The “Series Forward” of Platform Studies by MIT Press, included in the first pages of Peripheral Vision by Zabet Patterson, outlines its overall aim “to promote the investigation of underlying computing systems and the ways that they enable, constrain, shape, and support the creative work that is done on them” (ix). Certainly Patterson’s work fulfills this ambition. Hers is a book defined by its relationship to underlying computation—at times to the narrowing of the what appear to be concerns of a larger scale.

Patterson winds her historical narrative through the use of the Stromberg-Carlson 4020 microfilm plotter, a graphics peripheral intended for use on IBM 7094 mainframe computer system. Due to the high degree of modification present in the days of mainframe, batch processed computing, Patterson chooses to isolate her study to the S-C 4020 put to use at Bell Labs beginning in 1961 (1). This machine ends up being manipulated in a variety of different creative and artistic pursuits under the direction of different artists and researchers. In particular, Patterson identifies as case studies the orbital simulation of E. E. Zajac (Chapter One), the gallery exhibition of Bela Julesz and A. Michael Noll (Chapter Two), the “computer picture processing” of Kenneth Knowlton and Leon Harmon’s Studies in Perception project (Chapter Three), Stan VanDerBeek’s concrete-psychedelic Poemfields (Chapter Four), and Lillian Schwartz’s films: Pixillation, ENIGMA, UFO’s, and Googolplex (Chapter Five).

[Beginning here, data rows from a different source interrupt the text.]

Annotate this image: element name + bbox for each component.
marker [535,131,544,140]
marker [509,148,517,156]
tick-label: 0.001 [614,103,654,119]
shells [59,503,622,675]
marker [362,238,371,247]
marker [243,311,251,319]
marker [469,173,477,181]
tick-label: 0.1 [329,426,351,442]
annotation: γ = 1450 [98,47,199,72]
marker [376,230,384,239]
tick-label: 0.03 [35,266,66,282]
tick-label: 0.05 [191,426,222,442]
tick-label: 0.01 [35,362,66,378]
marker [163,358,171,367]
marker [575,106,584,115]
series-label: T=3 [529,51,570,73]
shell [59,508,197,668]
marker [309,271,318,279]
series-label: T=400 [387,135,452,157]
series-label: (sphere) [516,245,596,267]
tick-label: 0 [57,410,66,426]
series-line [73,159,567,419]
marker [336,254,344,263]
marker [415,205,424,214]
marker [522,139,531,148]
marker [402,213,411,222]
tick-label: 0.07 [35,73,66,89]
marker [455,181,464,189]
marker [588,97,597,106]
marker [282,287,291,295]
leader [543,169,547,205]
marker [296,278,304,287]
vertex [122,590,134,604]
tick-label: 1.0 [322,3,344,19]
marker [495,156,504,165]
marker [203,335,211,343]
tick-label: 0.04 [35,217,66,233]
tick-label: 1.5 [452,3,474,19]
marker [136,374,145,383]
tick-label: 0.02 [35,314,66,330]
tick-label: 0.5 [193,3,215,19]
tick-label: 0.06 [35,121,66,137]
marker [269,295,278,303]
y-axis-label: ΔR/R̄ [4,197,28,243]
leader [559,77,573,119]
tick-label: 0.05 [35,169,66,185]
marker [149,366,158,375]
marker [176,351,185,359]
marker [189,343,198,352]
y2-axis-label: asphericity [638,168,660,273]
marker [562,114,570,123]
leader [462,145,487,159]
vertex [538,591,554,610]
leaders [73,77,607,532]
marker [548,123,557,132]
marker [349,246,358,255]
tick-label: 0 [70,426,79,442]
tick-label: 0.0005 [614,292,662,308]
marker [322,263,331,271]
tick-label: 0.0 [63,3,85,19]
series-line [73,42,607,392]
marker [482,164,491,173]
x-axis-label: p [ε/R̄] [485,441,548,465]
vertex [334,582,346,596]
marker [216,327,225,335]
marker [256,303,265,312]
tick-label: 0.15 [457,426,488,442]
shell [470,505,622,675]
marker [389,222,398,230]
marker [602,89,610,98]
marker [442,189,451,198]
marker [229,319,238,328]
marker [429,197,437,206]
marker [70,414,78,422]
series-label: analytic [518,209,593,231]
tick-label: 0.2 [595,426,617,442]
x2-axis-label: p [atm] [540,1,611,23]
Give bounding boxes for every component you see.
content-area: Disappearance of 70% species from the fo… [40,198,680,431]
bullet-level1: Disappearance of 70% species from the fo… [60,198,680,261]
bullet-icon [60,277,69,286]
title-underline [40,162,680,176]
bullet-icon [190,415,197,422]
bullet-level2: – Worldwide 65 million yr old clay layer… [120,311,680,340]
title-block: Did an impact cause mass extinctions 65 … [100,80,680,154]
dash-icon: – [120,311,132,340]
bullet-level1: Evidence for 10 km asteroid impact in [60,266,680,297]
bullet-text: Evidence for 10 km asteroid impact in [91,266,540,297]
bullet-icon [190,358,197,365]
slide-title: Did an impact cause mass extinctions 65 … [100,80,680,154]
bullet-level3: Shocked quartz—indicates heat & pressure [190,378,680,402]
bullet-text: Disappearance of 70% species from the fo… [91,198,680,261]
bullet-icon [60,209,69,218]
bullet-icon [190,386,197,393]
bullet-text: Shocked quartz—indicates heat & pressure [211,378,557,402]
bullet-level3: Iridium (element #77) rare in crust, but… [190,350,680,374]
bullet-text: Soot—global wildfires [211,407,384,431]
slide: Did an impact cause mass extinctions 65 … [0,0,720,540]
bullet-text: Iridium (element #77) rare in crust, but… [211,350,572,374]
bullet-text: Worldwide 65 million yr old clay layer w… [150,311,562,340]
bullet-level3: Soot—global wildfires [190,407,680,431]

The materials of Patterson’s histories are obscure and often difficult to conceptualize. In contrast to, say, the full-page spread photographs featured in something like Elcott’s Artificial Darkness, the works of Patterson’s interest are more difficult to represent in black-and-white stills. In my experience, this led to some less than lucid understandings of what was being described: for instance, when Patterson explains a monochrome, pointillistic EXPLOR function written by Kenneth Knowlton as something that “‘agitates’ one-sixth of the white spots above, below, right, or left of the black ones by turning them black and simultaneously turns white one-sixth of the black spots next to the white ones” (93). Nevertheless, I think the book does a remarkable job overall in its handling of such unfamiliar historical material. If anything, the moments during which I was most confused simply led me to imagine the possibilities of something of a more multimedia experience.

The broader concerns to which I referred earlier were, in my opinion, the most compelling sections of the book. Patterson’s argument for the validity of the study of such an unknown peripheral technology crystallize in her analyses of the Barthesian “shift from a concern with the perceptual qualities of the object to a concern with its undergirding conceptual relationships” (22); of the bizarre, 19th century notion of the “cyclopean eye” (35); or of the nascent “language—of signals, noise, and information” (57) which characterized, in a broader, semiotic sense, the disruptive power of computational imagination. These more experimental engagements with culture at large draw some of the book’s most fascinating connections. Patterson gestures frequently to these externalities; but, much as she describes Lillian Schwartz’s artistic employment with the machine they share, Patterson’s own work “remains quite profoundly invested in the specificity of the platform she is utilizing, even as it is no longer clear what the ‘specificity’ of such a complex and hybrid ‘medium’ as the S-C 4020 must necessarily entail” (105).